SmaltAlign

A consensus calling pipeline provided in Bash.

The pipeline can be used for variant calling analyses as well as to generate a consensus sequence based on the most common frequencies of the variant calling results.

smaltalign.sh does the following:

Subsample reads with seqtk (optional).
Make de novo alignment of sampled reads with velvet.
If more than one reference is provided into <reference_file>, then it runs select_ref_whole.py, which selects the best reference sequence for each FASTQ file.
Align sampled reads against reference with smalt. In the first iteration, to help "anchor"
Create consensus with freebayes.
Create VCF (variant calling format) with lofreq.
Calculate depth with samtools.
If max number of iteration reached, call the final consensus sequence using final vcf file and the given ambiguity threshold. Otherwise, repeat from step 4.
cov_plot.R plots the coverage of all iterations.
wts.R combines consensus sequence, variants and coverage for the last iteration.

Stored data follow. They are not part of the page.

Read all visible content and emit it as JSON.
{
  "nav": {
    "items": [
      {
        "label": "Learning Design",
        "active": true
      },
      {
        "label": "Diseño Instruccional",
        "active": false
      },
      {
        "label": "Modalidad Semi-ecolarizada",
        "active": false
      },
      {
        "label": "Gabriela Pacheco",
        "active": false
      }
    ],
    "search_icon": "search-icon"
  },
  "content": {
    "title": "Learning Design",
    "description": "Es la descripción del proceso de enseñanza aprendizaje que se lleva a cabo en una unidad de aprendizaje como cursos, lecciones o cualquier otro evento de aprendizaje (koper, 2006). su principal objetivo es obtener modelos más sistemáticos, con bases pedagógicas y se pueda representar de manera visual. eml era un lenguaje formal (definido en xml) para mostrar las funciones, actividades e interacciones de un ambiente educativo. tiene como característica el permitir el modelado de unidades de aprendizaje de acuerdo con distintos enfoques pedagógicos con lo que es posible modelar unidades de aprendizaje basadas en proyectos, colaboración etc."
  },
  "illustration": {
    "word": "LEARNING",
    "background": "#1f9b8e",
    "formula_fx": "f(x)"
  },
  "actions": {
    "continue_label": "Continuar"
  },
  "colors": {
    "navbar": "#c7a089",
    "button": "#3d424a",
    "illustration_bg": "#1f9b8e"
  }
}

Multiple useful references are in the References directory. Further information about cov_plot.R and wts.R is provided below.

SmaltAlign also offers the option to proxess influenza sequences and analyse each of the segments. This is done with the batch_influenza.sh script as follows:

Iteration over all .fastq.gz files in the current directory.
Create a folder for each sample containing segment 1-8 subfolders.
If a reference folder containing a reference per segment is not provided or does not exist, then it runs select_ref_segments.py, which selects the best reference sequence for each segment from a Influenza reference database (selected sequences from the NCBI Influenza Virus Database)

Using the best reference sequence, run smaltalign.sh for each segment, including cov_plot.R and wts.R.

System requirements

Operating Systems

smaltalign.sh and batch_influenza.sh run on Linux. They have been tested on Linux Ubuntu 24.04.3 LTS.

Software Dependencies

The pipeline is designed to run within a Conda/Mamba environment.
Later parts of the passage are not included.